Pereira cita as políticas de inimizade, teorizadas pelo historiador camaronês Achille Mbembe, a partir das quais se nega a diplomacia nesses territórios. “Há evidências de que esse não seja um caso isolado [o dos iemenitas]. Ao contrário, há diversos relatórios internacionais humanitários que apresentam outros testemunhos de familiares vítimas desta política que, em última instância, configura uma política de violência e extermínio”, afirma Pereira. A maior parte das vítimas civis sequer tem sua identidade confirmada em documentos oficiais após os ataques conduzidos com drones. “A inserção dessa máquina autônoma nas relações transfronteiriças degrada o sistema internacional de direitos humanos, altera o entendimento e a permissividade sobre vigilância, controle e poder e enfraquece a diplomacia e os processos de governança e de regulação internacionais”, afirma a pesquisadora em sua dissertação.
Desafios éticos e sociais
Pereira expressa grande preocupação com o texto apresentado no projeto de lei 2338/2023, que permite a utilização de inteligência artificial em armas letais para a defesa nacional. A pesquisadora vê a proposta como uma surpresa negativa, destacando a necessidade de controle humano significativo em casos de sistemas autônomos. Ressalta, ainda, que essa abordagem pode abrir precedentes para diversas iniciativas de vigilância que comprometem importantes direitos fundamentais.

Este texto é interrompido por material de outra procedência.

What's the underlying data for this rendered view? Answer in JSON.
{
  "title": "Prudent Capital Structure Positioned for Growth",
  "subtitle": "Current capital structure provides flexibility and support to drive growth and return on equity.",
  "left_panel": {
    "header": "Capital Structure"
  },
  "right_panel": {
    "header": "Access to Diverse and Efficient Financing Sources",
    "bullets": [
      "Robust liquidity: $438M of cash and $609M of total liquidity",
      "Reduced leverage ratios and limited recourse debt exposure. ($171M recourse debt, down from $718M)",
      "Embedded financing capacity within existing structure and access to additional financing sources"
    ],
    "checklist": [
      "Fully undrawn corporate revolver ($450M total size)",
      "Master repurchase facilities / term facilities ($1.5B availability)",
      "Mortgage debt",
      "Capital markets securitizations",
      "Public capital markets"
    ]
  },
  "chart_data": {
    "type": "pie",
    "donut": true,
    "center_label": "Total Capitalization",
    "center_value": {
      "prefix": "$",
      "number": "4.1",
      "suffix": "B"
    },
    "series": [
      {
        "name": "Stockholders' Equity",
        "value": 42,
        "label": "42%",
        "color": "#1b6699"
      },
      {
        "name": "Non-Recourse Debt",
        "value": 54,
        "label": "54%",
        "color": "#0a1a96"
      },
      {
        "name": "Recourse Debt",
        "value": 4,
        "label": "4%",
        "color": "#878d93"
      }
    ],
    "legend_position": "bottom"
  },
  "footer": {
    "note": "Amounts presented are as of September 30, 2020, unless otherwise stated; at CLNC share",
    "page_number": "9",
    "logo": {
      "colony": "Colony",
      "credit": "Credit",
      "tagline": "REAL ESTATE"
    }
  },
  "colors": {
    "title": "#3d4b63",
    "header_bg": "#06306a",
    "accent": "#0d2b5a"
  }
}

Movimentos contrários ao projeto de lei defendem o banimento de tecnologias de reconhecimento facial, policiamento preditivo, armas autônomas e sistemas para reconhecimento de emoções como forma de impedir o aprofundamento do racismo. A pesquisadora, ativa na campanha “Tire meu rosto da sua mira” pelo banimento do reconhecimento facial na segurança pública, questiona: “A política de vigilância necessariamente aumenta a segurança? Não temos tantas evidências assim. Temos visto vários exemplos de como essas tecnologias têm falhado, especialmente para populações mais vulnerabilizadas, como pessoas negras, que têm sido presas porque o reconhecimento facial falhou.”